Proper Newspapers

12 April 2013

 This was a good while ago, back when I hadn’t been ashore long and was trying to eke out a living as a freelance hack. I’d done neither fantastically nor badly, working for maritime magazines and newspapers, mostly fishy ones. This was back when there were more of them to choose from and editors still had freelance budgets, but we’ll draw a veil over the thorny issue of freelance budgets.

Anyway, I wanted to widen my circle of activity. I sold something to the Mail without even realising it until a cheque for some of Lord Rothermere’s dosh turned up one fine day. So it seemed worth trying a few more ‘proper’ newspapers. It wasn’t a happy experience.

Approaches were greeted with disdain from the journalists covering marine or environmental stuff at the Times (‘Nah, mate, not interested’); suspicion from the Independent (‘Er... Who are you?’); and outright confusion on the Guardian’s part (‘Why do you want to speak to me?’).

Then there was the Telegraph, that old-fashioned bastion of the establishment owned at that time by Conrad Black. A friend gave me a number to call of someone there with an interest in fishy stuff. I had a story worth passing on, with a suitable slant that would certainly reflect the paper’s Eurosceptic stance. So I gave the chap a call.

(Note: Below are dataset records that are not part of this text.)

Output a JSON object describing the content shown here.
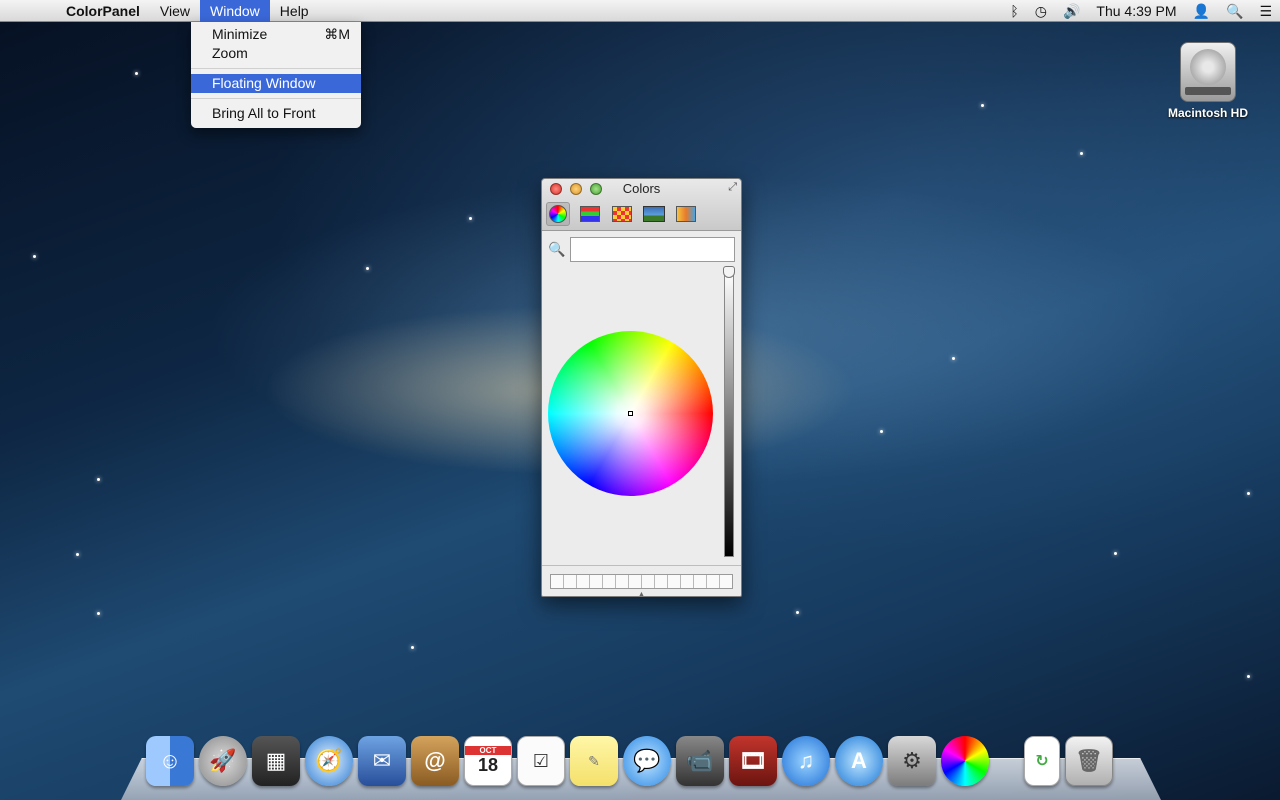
{
  "menubar": {
    "app_name": "ColorPanel",
    "menus": [
      "View",
      "Window",
      "Help"
    ],
    "clock": "Thu 4:39 PM"
  },
  "window_menu": {
    "items": [
      {
        "label": "Minimize",
        "shortcut": "⌘M"
      },
      {
        "label": "Zoom",
        "shortcut": ""
      },
      {
        "label": "Floating Window",
        "shortcut": ""
      },
      {
        "label": "Bring All to Front",
        "shortcut": ""
      }
    ]
  },
  "desktop": {
    "drive_label": "Macintosh HD"
  },
  "colors_panel": {
    "title": "Colors",
    "search_value": ""
  },
  "calendar_icon": {
    "month": "OCT",
    "day": "18"
  },
  "accent_color": "#3b68d9"
}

We talked for twenty minutes or so and rarely have I been on the receiving end of such unbridled condescension. He name-dropped in magnificent style and drawled down the phone at this oik who had the temerity to call him on the telephone, although he must have realised I knew my onions, as he eventually said; ‘send me the story, will you? It might be interesting. I might even pay you for it, if I remember.’

He gave me a fax number to send it to. This was before newspapers had email addresses, dear children. This, it may surprise some of you to know, wasn’t all that long ago. He repeated the number to make sure, and I wrote it down, twice. I wrote up the story, something riveting about EU redfish quota allocations being abused. I tried to fax it that evening, but it wouldn’t go through. Their machine out of paper, I guessed.

Early the next morning I tried again. Same result. So I pressed the ‘repeat’ button. This meant that the machine would try to send the story every few minutes until it was delivered. This was nothing unusual. The line to a busy fax machine would be engaged while receiving other faxes, so it was easier to have the sophisticated electronics do the thinking and find a slot between calls. My fax machine tried half a dozen times and then pinged an alert. I tried again, several times, but with no joy.

Wondering if the machine was faulty, I finally called the number the environment guy had given me. It rang once, was picked up – and silence.


I could sense the silence was a furious one and the gentleman on the other end was almost speechless with rage.

‘You have called this number every two minutes for the last half hour!’ he practically yelled.

‘I’m sorry, but this is the number Mr... gave me to fax a story to.’

He spluttered and I imagined a face as red as that of an exceptionally angry beetroot caught up in a tube strike as he sat at his desk, livid with helpless fury as he didn’t say all the things he was clearly too well bred to let fly.

‘He’s not on this number!’ He finally spat out, clearly fighting to control his anger.

And the phone was banged down. I couldn’t blame the chap for being unimpressed, and I could well understand his chagrin. I never did send the story, figuring that the environmental correspondent had either been playing a practical joke on his colleague (unlikely, as he didn’t seem to have much by the way of a sense of humour) or else it was an unsubtle way of telling this dreadful pleb to get lost, or, most likely, he’d simply given me the wrong number. So I sold the story to someone else and decided that the Telegraph and I could live without each other.

In the intervening years I’ve encountered that particular chap again, albeit at a distance, and plan to keep it that way. But I never did find out who the other man was, the one who was so apoplectic with rage that he could hardly speak, who I’m sure didn’t deserve those twenty-odd calls from my fax machine to his direct line at that ungodly hour of the morning.

So, in the unlikely event that he might be reading this; sorry.